I've decided that the only way to counteract the absurd foreign intervention is to step up the posting. Apparently the "home of the free" has mutated into the "headquarters of the global police". I particularly like the metaphor used in one of the comments in a Dutch newspaper that the removal by the FBI (arrests in New Zealand! - do they have authority there???) of the Megaupload site is like bombing a highway because drug traffickers drive on this highway. If this is an attempt by the US authorities to demonstrate that 1984 has already come upon us, it is working.
The Netherlands is doing its very best to present itself as the puppy devoted to its american masters. The so-called antipiracy 'authority' has come out succesful in the legal action ordering two providers to block a torrent site (and don't be surprised if you can't follow the link...).
But enough of these depressing subjects.
In this post I would like to share two more singles by one of Benin's oldest orchestras: Orchestre Super Star de Ouidah.

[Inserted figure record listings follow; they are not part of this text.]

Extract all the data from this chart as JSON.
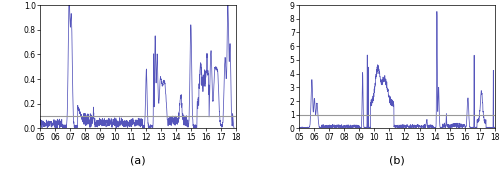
{
  "xlim": [
    2005,
    2018
  ],
  "xticklabels": [
    "05",
    "06",
    "07",
    "08",
    "09",
    "10",
    "11",
    "12",
    "13",
    "14",
    "15",
    "16",
    "17",
    "18"
  ],
  "ylim_a": [
    0.0,
    1.0
  ],
  "yticks_a": [
    0.0,
    0.2,
    0.4,
    0.6,
    0.8,
    1.0
  ],
  "yticklabels_a": [
    "0.0",
    "0.2",
    "0.4",
    "0.6",
    "0.8",
    "1.0"
  ],
  "ylim_b": [
    0.0,
    9.0
  ],
  "yticks_b": [
    0,
    1,
    2,
    3,
    4,
    5,
    6,
    7,
    8,
    9
  ],
  "yticklabels_b": [
    "0",
    "1",
    "2",
    "3",
    "4",
    "5",
    "6",
    "7",
    "8",
    "9"
  ],
  "hline_val_a": 0.1,
  "hline_val_b": 1.0,
  "line_color": "#5555bb",
  "hline_color": "#999999",
  "label_a": "(a)",
  "label_b": "(b)",
  "fig_width": 5.0,
  "fig_height": 1.69,
  "dpi": 100
}
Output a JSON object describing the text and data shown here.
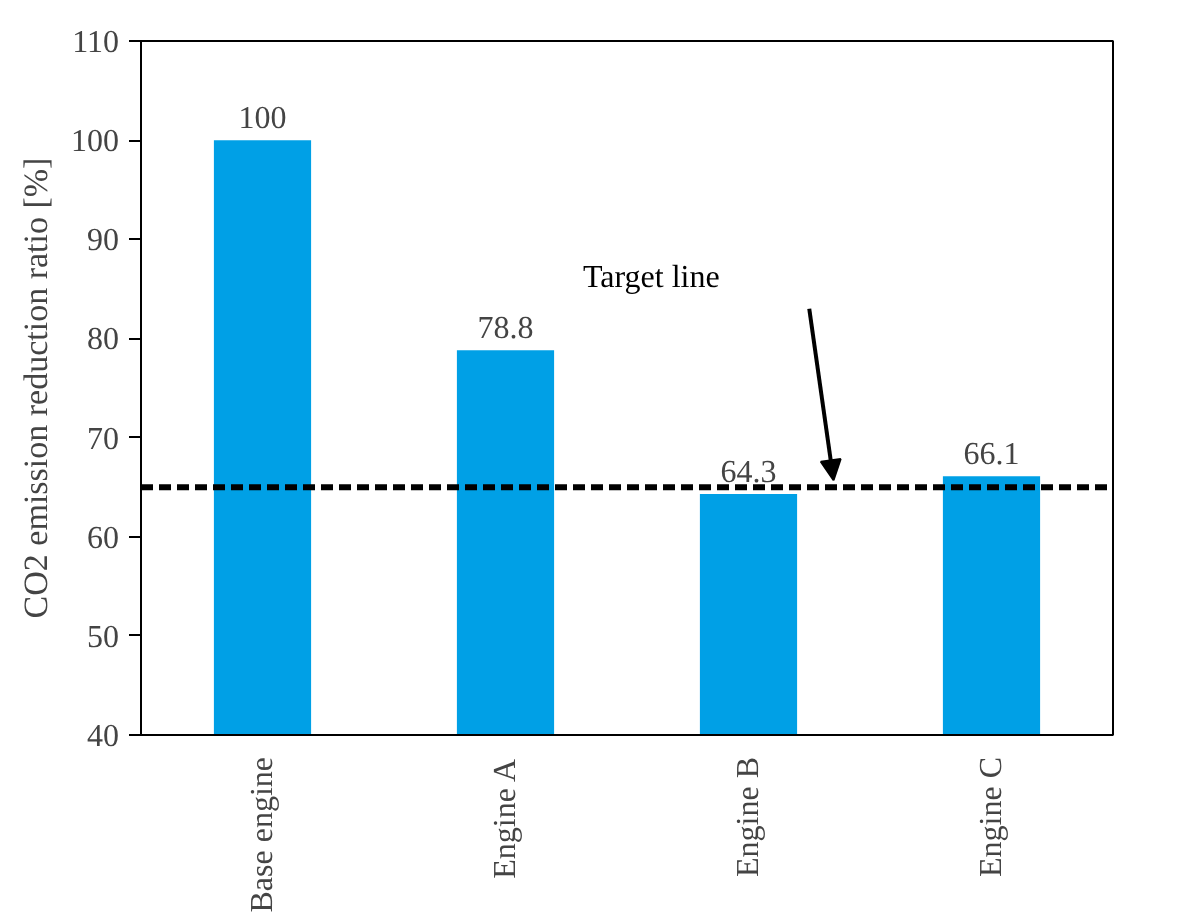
{
  "chart_data": {
    "type": "bar",
    "ylabel": "CO2 emission reduction ratio [%]",
    "categories": [
      "Base engine",
      "Engine A",
      "Engine B",
      "Engine C"
    ],
    "values": [
      100,
      78.8,
      64.3,
      66.1
    ],
    "color": "#00a0e6",
    "ylim": [
      40,
      110
    ],
    "yticks": [
      40,
      50,
      60,
      70,
      80,
      90,
      100,
      110
    ],
    "data_labels": true,
    "grid": false,
    "annotations": [
      "Target line"
    ],
    "ref_lines": [
      {
        "axis": "y",
        "value": 65,
        "color": "#000000",
        "line_style": "dashed"
      }
    ]
  }
}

Unfortunately, as in my earlier post, I am confronted by an enigma. What do they mean by "un point c'est tout"?
The lyrics are printed on the back of the sleeve and at first glance seem to clear up some of the mystery. The "PCD" is more than likely the Presidential Council of the early 1970s, which was the subject of a song by El Rego which I posted earlier. If you are interested I recommend you read the very detailed entry on Hubert Maga in the wikipedia.
I wasn't surprised to read that Maga, like (the for incomprehensible reasons widely revered) Senghor and 'dinosaur' Houphouet-Boigny, had gained respectability by getting himself (by ruse and deceit) elected into the French National Assembly.
The fact that there were "nordistes" (northerners) and "sudistes" can, it appears, be at least in part by attributed to Maga.
So what about this "point"?
Well, I think the answer can be found in this passage of the wikipedia: "A presidential council, consisting of Maga, Ahomadégbé-Tomêtin, and Apithy, was set up on May 7 with a presidency that changed every two years. Maga inaugurated this system for the first two years. Each man agreed to not use the military to extend their term or use any other means toward that consequence. If decisions were not unanimous during the first round of voting, a two councilman majority would suffice on the second round. The council served as the executive and legislative branch of Dahomey."
So "un point c'est tout" would mean that one vote could decide the majority. Is it me, or does this sound familiar?
What is the B-side of this single on the label is the A-side on the cover. This song was composed by Nigerian highlife star and innovator Roy Chicago (more about him here). I'm not sure what the relation is between Pascal Médagbé, the sax player portrayed on the sleeve, and Roy Chicago, but listening to his abuse of the sax it seems unlikely Médagbé played with the master.
Discafric DCF 13
Musically I prefer the next single, which is coincidentally also the next single on the Discafric label. This is largely due to the guitar playing of 'Timo' Apovée, nicknamed (at least on the sleeve) "Dieu de la guitare".
For those who don't understand french, the text on the back translates as: "Born in Ouidah on January 24, 1939 Timothée was taken by his father to Libreville in 1946. At the age of seven he was admitted to the catholic primary school Monfort led by brother F. Macaire and he worked there with a remarkable courage, but the death of his father who managed a business (Hatton and Cooks'son) sabotages his plans.
Taken back to his native country in 1955 by one of his uncles, very soon great problems come down on his existence. He liked staying alone in his little room to hum some songs to the sound of what later became his 'violon d'Ingres' (great love): the guitar.
He founded several orchestras: the Mexicana Jazz, Jazz King's Band and then the Super-Star de Ouidah. So he became Solo Guitarist/Composer and chef d'orchestre.
Let us hope and wish that Timo God of the Guitar reaches the top of the stars of the country and is able to one fine day compete with his Congolese colleagues."
I'm not sure what the relevance is of the mention of the headmaster and the name or even profession of his father, but I don't think the hopes and wishes expressed in the last sentence became reality.
This doesn't mean he is no good as a guitar player. I particularly like the sound of his guitar. It reminds me of the guitars of the earlier Guinean orchestras (Paillote, Jardin and such).
And anything that reminds me of those glorious orchestras must be good.